Just got a new camera. A good way to test the camera and the film
 
Add 1 stop for the first roll and see what happens. Although that isn't a long expiration, the 70+ storage is not good. There are anti-fog agents that can be added to the developer- postassium bromide?

There must be a forum out there for expired B&W. I always figured that about all you'd get with it is fog and lower contrast, unlike color film that at least ha ssome color shifts and such, so I never bothered with B&W if over maybe 2-4 years expired. And storage is part of this.
 
Don’t want to waist film. I was hoping to get an advice from people who has experience shooting old TriX.

I shoot old Tri-X, and rate it at 200 most of the time but, 400, 800, 1600 are no issues, but first check, The Massive Film Development Chart.

In most cases, I over expose film by a stop, so there's some quirks involved, but generally, its good if stored cool, cold, frozen.

Warm rooms films need more attention

Load your roll, expose it for three shots at 200, 400, 800,1600.

I use to use HC-110, dilution H, when the old stuff was available, but that's the past and I've not tried the 'new' stuff.

D-76 is my go to developer for me at films now, but pyro is a sometimes choice, for non Tri-X films.

I have encountered some too old/badly stored Tri-X and have had rotten results, and have had Kodak product failures, bad reticulation of two rolls in a five roll tank, with three perfect results but that's a once in a decade sor of result, so don't worry about it.

Good luck.
 
Don’t want to waist film. I was hoping to get an advice from people who has experience shooting old TriX.

I've shot 35 year old TriX both 120 and 4x5, yours isn't old enough to worry about.
 
Don’t want to waist film. I was hoping to get an advice from people who has experience shooting old TriX.

The problem is, with old film, or film sourced off Ebay or swap meets is that you don't really know how the film will respond until you actually try a roll. Example, I just bought ten rolls HP-5+ from Ebay and shot the first at box speed and processed in the Thornton version of Split MQ developer. No anti-foggants or restrainers and it looks fine. So I'll mark that group "EI400 process normal". I also shot a roll of TMax 100 I have had in the fridge for 20 years, also fine. If your film hasn't had it's tenth birthday shoot a roll at your usual EI and process for your normal time.
 
I very recently shot a roll of Tri-X 120 that expired in 2004. It's been in my basement darkroom since then with an average temperature of around 68 degrees F. I shot it at box speed a developed in Xtol stock, 8 minutes 30 seconds at 68°. There was some base fog but the negatives turned out well enough. I made prints of a couple and used 10Y 150M on Ilford MGRC. A scan of an 8x10 print is in the gallery:

https://www.photrio.com/forum/media/play-me.70345/
 
I would use box speed.
 
I say shoot at box speed, there shouldnt be any issues since it wasnt stored in too hot conditions
 
12 year old b&w film is more like toddlers in the expired film world, and you have high probability to get excellent results. 😃 Of course it all depends on the storage condition and particular film emulsion.
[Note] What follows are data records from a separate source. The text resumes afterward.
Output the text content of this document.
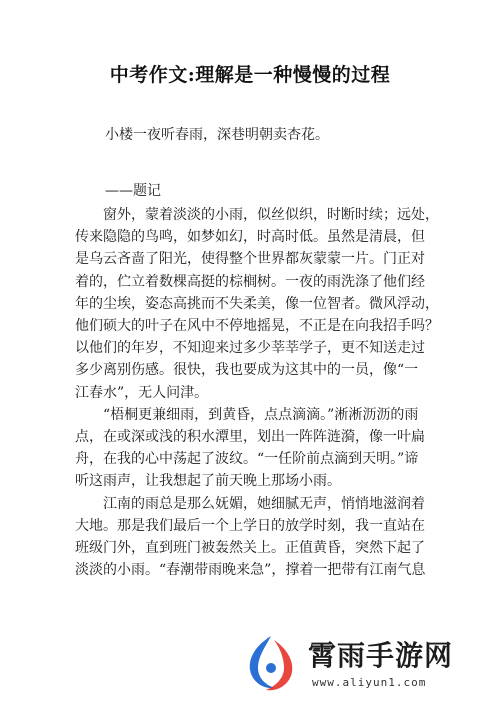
中考作文:理解是一种慢慢的过程
小楼一夜听春雨，深巷明朝卖杏花。
——题记
窗外，蒙着淡淡的小雨，似丝似织，时断时续；远处，
传来隐隐的鸟鸣，如梦如幻，时高时低。虽然是清晨，但
是乌云吝啬了阳光，使得整个世界都灰蒙蒙一片。门正对
着的，伫立着数棵高挺的棕榈树。一夜的雨洗涤了他们经
年的尘埃，姿态高挑而不失柔美，像一位智者。微风浮动，
他们硕大的叶子在风中不停地摇晃，不正是在向我招手吗？
以他们的年岁，不知迎来过多少莘莘学子，更不知送走过
多少离别伤感。很快，我也要成为这其中的一员，像“一
江春水”，无人问津。
“梧桐更兼细雨，到黄昏，点点滴滴。”淅淅沥沥的雨
点，在或深或浅的积水潭里，划出一阵阵涟漪，像一叶扁
舟，在我的心中荡起了波纹。“一任阶前点滴到天明。”谛
听这雨声，让我想起了前天晚上那场小雨。
江南的雨总是那么妩媚，她细腻无声，悄悄地滋润着
大地。那是我们最后一个上学日的放学时刻，我一直站在
班级门外，直到班门被轰然关上。正值黄昏，突然下起了
淡淡的小雨。“春潮带雨晚来急”，撑着一把带有江南气息
霄雨手游网
www.aliyun1.com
I got very good results from 1985 expired Kodak Plus-X film, with a bit of fog and lower contrast that can be mostly corrected after scanning. I shot it at iso 25 instead of 125.

The oldest film I used recently was Agfapan from 1954, an 127 roll film. Massive fog and backing paper numbers imprinted, but shot at iso 25 the daylight landscape photos still come out ok. I thought of it as miracle.
 
The rule of thumb I've used is to expose +1-stop for every 10 years after the best before date. Shooting a few test exposures on the 1st roll will help tweak the other rolls. Temperature typically affects base fog, not sensitivity.
 
By “whole pack” you mean 5 rolls? If you would like me to do a sensitometry test run you could send me a roll that you have shot but leave the first or last few frames unexposed. (Tell me of course so I know where to expose the step wedge).

For safety margin you could shoot it at 250. I’ll develop it in D-76 1:1 for 13:30 and read the speed as it would test for ISO. If you like I could make a print from one of your shots just to show “how good” the results are.

I haven’t been in the darkroom for a year because I was repairing meters but I am starting back up and could use an excuse.